Fact-checking operations have had similar effects elsewhere. PolitiFact, founded in 2007, was among the first to draw major attention to the practice, especially when it became a national franchise in the United States in 2010.
“Fact-checking has been a disruptive force in American politics,” PolitiFact founder, Bill Adair, told the Knight Center for Journalism in the Americas. “Politicians often cite our fact-checks and they are often more careful about what they say because they know we are watching.”
Last year, the Duke University Reporters’ Lab, which currently operates under Adair’s direction, began compiling a database of fact-checking operations and found 44 organizations currently active around the world.
“Our research shows that fact-checking is growing and empowering democracies around the world,” Adair said. “We’ve found fact-checking sites in some unlikely places such as Ukraine, where fact-checkers are providing people vital information against political misinformation and propaganda.”
In Latin America, some newly launched fact-checking projects have come from O Globo and Agencia Publica in Brazil, La Silla Vacia in Colombia, El Observador in Uruguay, and Polígrafo in Chile.
Chequeado has run a crowd-funding campaign much in the style of the ice bucket challenge.
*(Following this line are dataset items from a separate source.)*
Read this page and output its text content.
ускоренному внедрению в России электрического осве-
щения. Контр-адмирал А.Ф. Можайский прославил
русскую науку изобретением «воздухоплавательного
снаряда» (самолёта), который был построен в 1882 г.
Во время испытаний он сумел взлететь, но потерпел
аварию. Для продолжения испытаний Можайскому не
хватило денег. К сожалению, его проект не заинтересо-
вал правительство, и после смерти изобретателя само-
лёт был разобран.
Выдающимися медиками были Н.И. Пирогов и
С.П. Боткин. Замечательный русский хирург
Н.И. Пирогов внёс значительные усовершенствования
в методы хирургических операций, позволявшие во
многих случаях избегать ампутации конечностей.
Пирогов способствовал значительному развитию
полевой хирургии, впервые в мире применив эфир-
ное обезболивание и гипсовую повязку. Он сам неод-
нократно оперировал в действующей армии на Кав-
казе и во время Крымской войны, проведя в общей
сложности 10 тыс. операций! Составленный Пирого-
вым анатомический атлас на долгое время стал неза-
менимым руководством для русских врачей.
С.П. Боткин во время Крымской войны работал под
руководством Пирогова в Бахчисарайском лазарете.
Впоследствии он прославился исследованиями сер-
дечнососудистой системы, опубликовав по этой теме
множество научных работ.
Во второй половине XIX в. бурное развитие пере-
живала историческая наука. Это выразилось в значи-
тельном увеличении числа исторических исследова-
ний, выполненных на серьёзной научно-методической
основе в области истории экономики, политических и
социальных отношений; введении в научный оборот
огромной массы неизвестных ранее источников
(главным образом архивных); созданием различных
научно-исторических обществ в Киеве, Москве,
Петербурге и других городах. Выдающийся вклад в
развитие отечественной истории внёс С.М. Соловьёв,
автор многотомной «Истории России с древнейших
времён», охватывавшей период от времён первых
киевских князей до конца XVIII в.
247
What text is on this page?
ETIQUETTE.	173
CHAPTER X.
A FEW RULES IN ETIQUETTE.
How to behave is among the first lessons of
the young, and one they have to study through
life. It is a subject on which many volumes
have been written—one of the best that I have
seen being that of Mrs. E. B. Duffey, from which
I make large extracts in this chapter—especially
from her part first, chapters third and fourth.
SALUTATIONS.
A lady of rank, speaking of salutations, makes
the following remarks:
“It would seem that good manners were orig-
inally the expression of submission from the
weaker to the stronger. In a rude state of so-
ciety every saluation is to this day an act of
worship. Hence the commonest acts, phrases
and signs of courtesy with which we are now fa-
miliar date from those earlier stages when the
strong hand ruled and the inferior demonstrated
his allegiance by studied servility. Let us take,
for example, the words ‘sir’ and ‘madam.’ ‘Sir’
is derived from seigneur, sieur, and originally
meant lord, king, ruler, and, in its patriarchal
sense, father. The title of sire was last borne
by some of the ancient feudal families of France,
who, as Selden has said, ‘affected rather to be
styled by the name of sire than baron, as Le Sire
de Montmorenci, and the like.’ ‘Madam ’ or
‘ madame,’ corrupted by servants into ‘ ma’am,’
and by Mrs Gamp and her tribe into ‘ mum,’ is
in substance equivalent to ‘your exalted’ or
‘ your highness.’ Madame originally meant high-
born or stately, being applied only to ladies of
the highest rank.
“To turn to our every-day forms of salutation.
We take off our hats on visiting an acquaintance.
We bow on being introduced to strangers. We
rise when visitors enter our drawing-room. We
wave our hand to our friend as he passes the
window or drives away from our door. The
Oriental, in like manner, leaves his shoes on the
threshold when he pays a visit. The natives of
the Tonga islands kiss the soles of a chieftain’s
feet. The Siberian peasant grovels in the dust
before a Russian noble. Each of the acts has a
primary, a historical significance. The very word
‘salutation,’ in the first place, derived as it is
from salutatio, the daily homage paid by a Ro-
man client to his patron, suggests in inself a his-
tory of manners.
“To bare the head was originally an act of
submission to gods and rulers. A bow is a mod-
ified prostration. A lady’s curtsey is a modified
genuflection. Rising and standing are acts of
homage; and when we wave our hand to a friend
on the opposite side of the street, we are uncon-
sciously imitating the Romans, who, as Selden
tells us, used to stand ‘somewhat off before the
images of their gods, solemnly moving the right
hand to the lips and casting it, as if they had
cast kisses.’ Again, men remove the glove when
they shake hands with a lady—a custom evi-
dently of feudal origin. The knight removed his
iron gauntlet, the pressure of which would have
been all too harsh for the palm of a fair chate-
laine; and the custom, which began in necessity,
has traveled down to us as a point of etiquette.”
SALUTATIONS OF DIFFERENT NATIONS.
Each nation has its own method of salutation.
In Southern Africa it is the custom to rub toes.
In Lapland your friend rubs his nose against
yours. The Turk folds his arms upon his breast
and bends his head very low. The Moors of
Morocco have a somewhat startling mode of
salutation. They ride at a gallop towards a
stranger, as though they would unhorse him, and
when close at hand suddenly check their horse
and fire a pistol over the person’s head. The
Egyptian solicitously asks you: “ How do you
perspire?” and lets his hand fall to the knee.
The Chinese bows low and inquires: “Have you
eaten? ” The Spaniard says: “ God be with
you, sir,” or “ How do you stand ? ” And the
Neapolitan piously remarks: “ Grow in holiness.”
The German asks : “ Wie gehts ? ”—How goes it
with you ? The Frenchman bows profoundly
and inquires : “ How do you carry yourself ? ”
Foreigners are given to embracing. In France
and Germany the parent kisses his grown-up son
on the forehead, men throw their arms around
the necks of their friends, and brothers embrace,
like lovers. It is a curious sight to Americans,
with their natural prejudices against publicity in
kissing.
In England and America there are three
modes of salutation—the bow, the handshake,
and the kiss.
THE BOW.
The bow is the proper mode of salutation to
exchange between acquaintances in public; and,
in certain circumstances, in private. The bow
Under the hashtag #NoMandenFruta (literally “don’t send fruit” but also an idiom for “no bull”), social media users post videos of themselves eating a lemon and nominate friends. The idea, Zommer says, is to raise awareness about the importance of the public’s role in holding officials accountable.
“Right now there are organizations in Argentina that work with crowd-funding, but they are mostly ‘green’ issues, working on whales or forests. Those are more tame than our issues,” said Zommer. “There is no culture [in Argentina] of publicly supported organizations that work on accountability. We are changing that.”
So far the site has raised over $5,000 from 94 donors through an IndieVoices crowd-funding campaign, though ten days remain to hit a target of $10,000 and a total of 200 donors.